Ливень кончился. Изредка по лопухам гулкали полно-слитые капли, то ли стряхивались с деревьев, то ли опроставшиеся тучи, уходя, отжимали остатнюю влагу. От земли тянуло легким куром. Надгробия призрачно выступали из замешенного туманом сумрака. Фонарик света не прибавлял, ему нужна чистая ночная темнота. Демин шел осторожно, опробовать землю впереди себя было нечем — кол где-то потерялся. Тепло, которым он не успел как следует пропитаться, покидало его знобкой дрожью. Выйдя за ограду, он не столько увидел с бугра, сколько почувствовал большое неприятное пространство, отделявшее его от Лизы. Он как будто сначала начинал свой путь…
…Время приближалось к полуночи, когда задремавшая на кухне Лиза услышала скрип нарочно не запертой входной двери и шаркающие шаги в темных сенях. Спросонок она не сразу сообразила, кто это может быть. Потом к ней вернулась память: она ждала Демина, обещавшего прийти, но дождалась сына — пэтэушника, учившегося в райцентре. Он предупреждал, что может явиться в субботу, если у них отменят вечер самодеятельности. Она сказала Демину, но тот не поверил, настоял на своем. Жизнь, как всегда, распорядилась по-дурному. Если б Демин не собирался к ней, сын приехал бы в воскресенье, если б вообще приехал, — путь из райцентра в плохую погоду не больно заманчив. Но все же куда лучше, чем из Дубасова, особенно с того края деревни, где живет Демин. Каково ему тащиться сюда по грязи и дождю и получить от ворот поворот! Мужик замотан хуже некуда, как еще хватает сил думать о любви. Всю жизнь один, вот и не успел истратиться… Но Демина все не было. Они поужинали, сын куда-то выходил и скоро вернулся, молчаливый, злой, выпил бутылку воды «Байкал», лег спать. Она осталась на кухне. Лиза знала обязательный характер Демина и не сомневалась, что он придет. Она вздрагивала при каждом хлесте дождя в оконное стекло, представляя, каково сейчас путнику на дороге. Потом разразилась гроза с обложным ливнем и молниями, взблескивающими одна в другую, и Лиза взмолилась, чтобы Демин не шел к ней, чтобы он загодя раздумал идти. Она почти убедила себя в том, что он оказался человеком предусмотрительным и не высунулся из дома. Но все-таки осталась в кухне и задремала, положив руки на кухонный стол, а голову — на руки. Она не заметила, что уснула, и не знала, что спит, потому что ей ничего не снилось. А потом — скрип двери, тяжелые шаги, и вот он стоит перед ней, слышно дыша, мокрый, грязный, заляпанный с ног до головы глиной, с рассеченной губой и подбитым глазом.
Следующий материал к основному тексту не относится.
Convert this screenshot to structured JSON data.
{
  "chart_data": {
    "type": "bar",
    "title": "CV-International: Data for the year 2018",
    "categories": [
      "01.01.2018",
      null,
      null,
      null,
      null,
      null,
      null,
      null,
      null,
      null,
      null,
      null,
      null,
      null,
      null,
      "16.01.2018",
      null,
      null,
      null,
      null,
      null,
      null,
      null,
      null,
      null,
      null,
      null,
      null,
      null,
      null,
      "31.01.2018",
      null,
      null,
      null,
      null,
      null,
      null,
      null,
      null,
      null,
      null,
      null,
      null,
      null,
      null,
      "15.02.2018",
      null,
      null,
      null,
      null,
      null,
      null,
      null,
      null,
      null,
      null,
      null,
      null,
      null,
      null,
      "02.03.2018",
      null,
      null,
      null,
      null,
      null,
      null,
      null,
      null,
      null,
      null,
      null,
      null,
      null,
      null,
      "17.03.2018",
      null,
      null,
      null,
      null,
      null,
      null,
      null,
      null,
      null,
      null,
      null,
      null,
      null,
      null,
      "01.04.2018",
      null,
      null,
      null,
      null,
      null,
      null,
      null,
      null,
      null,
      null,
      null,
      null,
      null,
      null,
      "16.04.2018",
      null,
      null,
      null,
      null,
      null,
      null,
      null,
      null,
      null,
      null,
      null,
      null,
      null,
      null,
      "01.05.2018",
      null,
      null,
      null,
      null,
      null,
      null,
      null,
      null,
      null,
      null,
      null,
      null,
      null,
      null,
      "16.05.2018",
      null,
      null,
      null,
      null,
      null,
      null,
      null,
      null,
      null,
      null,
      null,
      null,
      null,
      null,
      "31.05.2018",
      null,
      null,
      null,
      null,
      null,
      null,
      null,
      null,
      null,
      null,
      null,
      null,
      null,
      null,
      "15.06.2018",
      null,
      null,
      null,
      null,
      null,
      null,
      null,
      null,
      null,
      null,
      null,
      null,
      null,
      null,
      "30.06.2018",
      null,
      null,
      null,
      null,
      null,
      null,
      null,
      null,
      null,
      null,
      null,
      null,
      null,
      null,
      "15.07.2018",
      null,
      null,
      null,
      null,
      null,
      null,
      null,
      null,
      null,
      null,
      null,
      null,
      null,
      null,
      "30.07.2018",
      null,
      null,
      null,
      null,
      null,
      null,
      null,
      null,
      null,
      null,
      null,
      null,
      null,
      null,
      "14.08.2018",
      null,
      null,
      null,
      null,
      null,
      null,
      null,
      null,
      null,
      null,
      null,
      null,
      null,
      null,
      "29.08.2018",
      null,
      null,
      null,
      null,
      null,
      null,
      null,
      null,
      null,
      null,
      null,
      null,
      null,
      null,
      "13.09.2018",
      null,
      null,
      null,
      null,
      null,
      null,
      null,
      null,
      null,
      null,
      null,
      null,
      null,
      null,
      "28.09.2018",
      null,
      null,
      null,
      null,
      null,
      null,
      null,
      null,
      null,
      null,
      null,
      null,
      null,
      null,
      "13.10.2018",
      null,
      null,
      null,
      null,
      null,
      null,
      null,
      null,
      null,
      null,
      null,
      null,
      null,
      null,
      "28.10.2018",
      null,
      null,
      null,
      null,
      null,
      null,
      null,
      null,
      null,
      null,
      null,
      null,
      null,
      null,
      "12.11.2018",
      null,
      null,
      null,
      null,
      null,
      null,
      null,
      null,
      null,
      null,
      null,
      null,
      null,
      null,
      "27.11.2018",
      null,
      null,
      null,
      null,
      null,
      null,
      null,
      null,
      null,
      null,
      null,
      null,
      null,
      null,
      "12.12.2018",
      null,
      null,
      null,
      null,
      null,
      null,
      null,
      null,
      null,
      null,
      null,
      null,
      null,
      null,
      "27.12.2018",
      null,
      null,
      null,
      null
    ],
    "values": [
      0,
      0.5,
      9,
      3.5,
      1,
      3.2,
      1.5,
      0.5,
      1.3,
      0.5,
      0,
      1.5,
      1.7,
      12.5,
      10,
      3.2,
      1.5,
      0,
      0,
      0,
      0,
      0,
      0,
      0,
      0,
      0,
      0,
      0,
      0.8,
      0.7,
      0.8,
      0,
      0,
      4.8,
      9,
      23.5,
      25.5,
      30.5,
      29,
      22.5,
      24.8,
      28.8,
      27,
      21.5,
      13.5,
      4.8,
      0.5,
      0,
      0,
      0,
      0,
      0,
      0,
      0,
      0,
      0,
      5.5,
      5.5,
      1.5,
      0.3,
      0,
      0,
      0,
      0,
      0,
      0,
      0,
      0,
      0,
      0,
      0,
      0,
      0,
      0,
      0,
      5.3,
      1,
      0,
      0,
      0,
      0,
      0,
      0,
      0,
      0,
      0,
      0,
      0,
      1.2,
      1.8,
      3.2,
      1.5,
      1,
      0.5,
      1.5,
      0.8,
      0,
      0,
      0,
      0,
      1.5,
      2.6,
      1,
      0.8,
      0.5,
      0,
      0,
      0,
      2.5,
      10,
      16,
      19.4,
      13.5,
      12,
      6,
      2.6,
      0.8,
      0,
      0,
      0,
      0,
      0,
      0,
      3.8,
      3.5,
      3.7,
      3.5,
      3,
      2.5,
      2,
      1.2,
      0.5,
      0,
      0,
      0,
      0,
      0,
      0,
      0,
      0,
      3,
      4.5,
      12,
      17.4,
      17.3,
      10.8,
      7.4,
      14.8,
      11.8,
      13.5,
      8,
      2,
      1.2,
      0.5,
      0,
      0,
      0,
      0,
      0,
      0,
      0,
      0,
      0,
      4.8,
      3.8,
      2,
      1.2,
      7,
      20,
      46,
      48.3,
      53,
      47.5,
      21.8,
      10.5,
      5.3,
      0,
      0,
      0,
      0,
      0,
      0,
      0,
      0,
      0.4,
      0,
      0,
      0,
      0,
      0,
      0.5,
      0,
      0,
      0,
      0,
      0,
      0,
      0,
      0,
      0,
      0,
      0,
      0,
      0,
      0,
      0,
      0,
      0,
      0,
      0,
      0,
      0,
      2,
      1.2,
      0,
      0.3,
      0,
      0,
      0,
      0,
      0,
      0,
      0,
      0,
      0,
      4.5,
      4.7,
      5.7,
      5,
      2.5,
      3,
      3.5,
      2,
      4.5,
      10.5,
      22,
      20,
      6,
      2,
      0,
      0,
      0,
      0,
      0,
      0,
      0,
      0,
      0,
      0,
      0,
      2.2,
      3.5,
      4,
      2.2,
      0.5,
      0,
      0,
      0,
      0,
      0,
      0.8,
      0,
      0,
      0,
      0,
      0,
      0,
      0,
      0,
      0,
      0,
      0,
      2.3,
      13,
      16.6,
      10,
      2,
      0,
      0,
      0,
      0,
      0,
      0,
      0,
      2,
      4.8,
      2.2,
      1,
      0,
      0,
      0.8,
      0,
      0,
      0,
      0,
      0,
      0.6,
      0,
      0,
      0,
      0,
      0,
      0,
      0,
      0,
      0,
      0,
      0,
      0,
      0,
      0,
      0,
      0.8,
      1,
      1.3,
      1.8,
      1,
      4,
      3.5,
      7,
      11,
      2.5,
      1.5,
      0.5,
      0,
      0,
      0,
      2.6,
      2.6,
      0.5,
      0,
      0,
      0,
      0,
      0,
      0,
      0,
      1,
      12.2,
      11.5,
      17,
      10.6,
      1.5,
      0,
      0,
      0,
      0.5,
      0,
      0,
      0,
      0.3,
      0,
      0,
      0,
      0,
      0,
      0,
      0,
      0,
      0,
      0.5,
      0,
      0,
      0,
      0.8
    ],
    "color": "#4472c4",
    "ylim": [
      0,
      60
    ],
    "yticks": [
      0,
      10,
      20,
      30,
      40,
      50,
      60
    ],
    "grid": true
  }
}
— Миня!.. Да что же это с тобой?..
— С мостков свалился, — хрипло ответил Демин. Он прочистил горло и, отвернувшись, сплюнул за порог. Затем вынул что-то из-под болоньи. — Держи.
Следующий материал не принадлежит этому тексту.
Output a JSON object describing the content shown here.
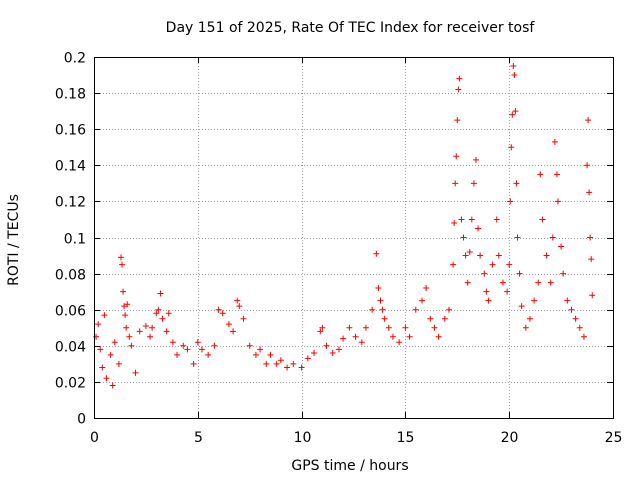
{
  "chart_data": {
    "type": "scatter",
    "title": "Day 151 of 2025, Rate Of TEC Index for receiver tosf",
    "xlabel": "GPS time / hours",
    "ylabel": "ROTI / TECUs",
    "xlim": [
      0,
      25
    ],
    "ylim": [
      0,
      0.2
    ],
    "x_ticks": [
      0,
      5,
      10,
      15,
      20,
      25
    ],
    "x_tick_labels": [
      "0",
      "5",
      "10",
      "15",
      "20",
      "25"
    ],
    "y_ticks": [
      0,
      0.02,
      0.04,
      0.06,
      0.08,
      0.1,
      0.12,
      0.14,
      0.16,
      0.18,
      0.2
    ],
    "y_tick_labels": [
      "0",
      "0.02",
      "0.04",
      "0.06",
      "0.08",
      "0.1",
      "0.12",
      "0.14",
      "0.16",
      "0.18",
      "0.2"
    ],
    "grid": true,
    "marker": "+",
    "series": [
      {
        "name": "ROTI",
        "color": "#ff0000",
        "points": [
          [
            0.1,
            0.045
          ],
          [
            0.2,
            0.052
          ],
          [
            0.3,
            0.038
          ],
          [
            0.4,
            0.028
          ],
          [
            0.5,
            0.057
          ],
          [
            0.6,
            0.022
          ],
          [
            0.8,
            0.035
          ],
          [
            0.9,
            0.018
          ],
          [
            1.0,
            0.042
          ],
          [
            1.2,
            0.03
          ],
          [
            1.3,
            0.089
          ],
          [
            1.35,
            0.085
          ],
          [
            1.4,
            0.07
          ],
          [
            1.45,
            0.062
          ],
          [
            1.5,
            0.057
          ],
          [
            1.55,
            0.05
          ],
          [
            1.6,
            0.063
          ],
          [
            1.7,
            0.045
          ],
          [
            1.8,
            0.04
          ],
          [
            2.0,
            0.025
          ],
          [
            2.2,
            0.048
          ],
          [
            2.5,
            0.051
          ],
          [
            2.7,
            0.045
          ],
          [
            2.8,
            0.05
          ],
          [
            3.0,
            0.058
          ],
          [
            3.1,
            0.06
          ],
          [
            3.2,
            0.069
          ],
          [
            3.3,
            0.055
          ],
          [
            3.5,
            0.048
          ],
          [
            3.6,
            0.058
          ],
          [
            3.8,
            0.042
          ],
          [
            4.0,
            0.035
          ],
          [
            4.3,
            0.04
          ],
          [
            4.5,
            0.038
          ],
          [
            4.8,
            0.03
          ],
          [
            5.0,
            0.042
          ],
          [
            5.2,
            0.038
          ],
          [
            5.5,
            0.035
          ],
          [
            5.8,
            0.04
          ],
          [
            6.0,
            0.06
          ],
          [
            6.2,
            0.058
          ],
          [
            6.5,
            0.052
          ],
          [
            6.7,
            0.048
          ],
          [
            6.9,
            0.065
          ],
          [
            7.0,
            0.062
          ],
          [
            7.2,
            0.055
          ],
          [
            7.5,
            0.04
          ],
          [
            7.8,
            0.035
          ],
          [
            8.0,
            0.038
          ],
          [
            8.3,
            0.03
          ],
          [
            8.5,
            0.035
          ],
          [
            8.8,
            0.03
          ],
          [
            9.0,
            0.032
          ],
          [
            9.3,
            0.028
          ],
          [
            9.6,
            0.03
          ],
          [
            10.0,
            0.028
          ],
          [
            10.3,
            0.033
          ],
          [
            10.6,
            0.036
          ],
          [
            10.9,
            0.048
          ],
          [
            11.0,
            0.05
          ],
          [
            11.2,
            0.04
          ],
          [
            11.5,
            0.036
          ],
          [
            11.8,
            0.038
          ],
          [
            12.0,
            0.044
          ],
          [
            12.3,
            0.05
          ],
          [
            12.6,
            0.045
          ],
          [
            12.9,
            0.042
          ],
          [
            13.1,
            0.05
          ],
          [
            13.4,
            0.06
          ],
          [
            13.6,
            0.091
          ],
          [
            13.7,
            0.072
          ],
          [
            13.8,
            0.065
          ],
          [
            13.9,
            0.06
          ],
          [
            14.0,
            0.055
          ],
          [
            14.2,
            0.05
          ],
          [
            14.4,
            0.045
          ],
          [
            14.7,
            0.042
          ],
          [
            15.0,
            0.05
          ],
          [
            15.2,
            0.045
          ],
          [
            15.5,
            0.06
          ],
          [
            15.8,
            0.065
          ],
          [
            16.0,
            0.072
          ],
          [
            16.2,
            0.055
          ],
          [
            16.4,
            0.05
          ],
          [
            16.6,
            0.045
          ],
          [
            16.9,
            0.055
          ],
          [
            17.1,
            0.06
          ],
          [
            17.3,
            0.085
          ],
          [
            17.35,
            0.108
          ],
          [
            17.4,
            0.13
          ],
          [
            17.45,
            0.145
          ],
          [
            17.5,
            0.165
          ],
          [
            17.55,
            0.182
          ],
          [
            17.6,
            0.188
          ],
          [
            17.7,
            0.11
          ],
          [
            17.8,
            0.1
          ],
          [
            17.9,
            0.09
          ],
          [
            18.0,
            0.075
          ],
          [
            18.1,
            0.092
          ],
          [
            18.2,
            0.11
          ],
          [
            18.3,
            0.13
          ],
          [
            18.4,
            0.143
          ],
          [
            18.5,
            0.105
          ],
          [
            18.6,
            0.09
          ],
          [
            18.8,
            0.08
          ],
          [
            18.9,
            0.07
          ],
          [
            19.0,
            0.065
          ],
          [
            19.2,
            0.085
          ],
          [
            19.4,
            0.11
          ],
          [
            19.5,
            0.09
          ],
          [
            19.7,
            0.075
          ],
          [
            19.9,
            0.07
          ],
          [
            20.0,
            0.085
          ],
          [
            20.05,
            0.12
          ],
          [
            20.1,
            0.15
          ],
          [
            20.15,
            0.168
          ],
          [
            20.2,
            0.195
          ],
          [
            20.25,
            0.19
          ],
          [
            20.3,
            0.17
          ],
          [
            20.35,
            0.13
          ],
          [
            20.4,
            0.1
          ],
          [
            20.5,
            0.08
          ],
          [
            20.6,
            0.062
          ],
          [
            20.8,
            0.05
          ],
          [
            21.0,
            0.055
          ],
          [
            21.2,
            0.065
          ],
          [
            21.4,
            0.075
          ],
          [
            21.5,
            0.135
          ],
          [
            21.6,
            0.11
          ],
          [
            21.8,
            0.09
          ],
          [
            22.0,
            0.075
          ],
          [
            22.1,
            0.1
          ],
          [
            22.2,
            0.153
          ],
          [
            22.3,
            0.135
          ],
          [
            22.35,
            0.12
          ],
          [
            22.5,
            0.095
          ],
          [
            22.6,
            0.08
          ],
          [
            22.8,
            0.065
          ],
          [
            23.0,
            0.06
          ],
          [
            23.2,
            0.055
          ],
          [
            23.4,
            0.05
          ],
          [
            23.6,
            0.045
          ],
          [
            23.75,
            0.14
          ],
          [
            23.8,
            0.165
          ],
          [
            23.85,
            0.125
          ],
          [
            23.9,
            0.1
          ],
          [
            23.95,
            0.088
          ],
          [
            24.0,
            0.068
          ]
        ]
      }
    ]
  }
}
Она не любила подарков, но сейчас взяла не споря и положила на подоконник.
— Жалкий ты мой, — сказала женщина. — Нельзя ко мне. Сын приехал.
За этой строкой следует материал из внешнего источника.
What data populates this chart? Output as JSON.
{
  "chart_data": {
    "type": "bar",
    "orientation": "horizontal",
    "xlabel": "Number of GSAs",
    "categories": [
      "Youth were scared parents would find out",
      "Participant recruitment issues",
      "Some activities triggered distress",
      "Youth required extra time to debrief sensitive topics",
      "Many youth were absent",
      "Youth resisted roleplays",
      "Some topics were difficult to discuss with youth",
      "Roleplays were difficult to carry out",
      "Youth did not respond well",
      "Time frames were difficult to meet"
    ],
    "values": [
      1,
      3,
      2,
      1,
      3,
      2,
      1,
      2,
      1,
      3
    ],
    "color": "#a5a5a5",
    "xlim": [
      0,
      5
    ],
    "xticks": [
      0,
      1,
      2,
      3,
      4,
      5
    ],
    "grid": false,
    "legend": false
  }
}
— Давно? — бессмысленно спросил Демин.
Странно, но в глубине души он знал, что так и не достигнет Лизы. Он все время ждал той последней помехи, которая оборвет ему путь. Выбор был большой: неудачное падение, удар копытом в лоб, молния, гнилые мостки. Последние едва не сработали, бросив его лицом на комель вставшего торчком бревна, но судьба рассудила иначе — разминуться с Лизой у самого ее сердца. Быстро перекатился через память весь проделанный путь, он поймал готовый сорваться взвой и словно проглотил его. Больно оцарапало гортань.
— Какая теперь разница? — услышал он и догадался, что спрашивал о чем-то сто лет назад. — Завтра к вечеру уедет.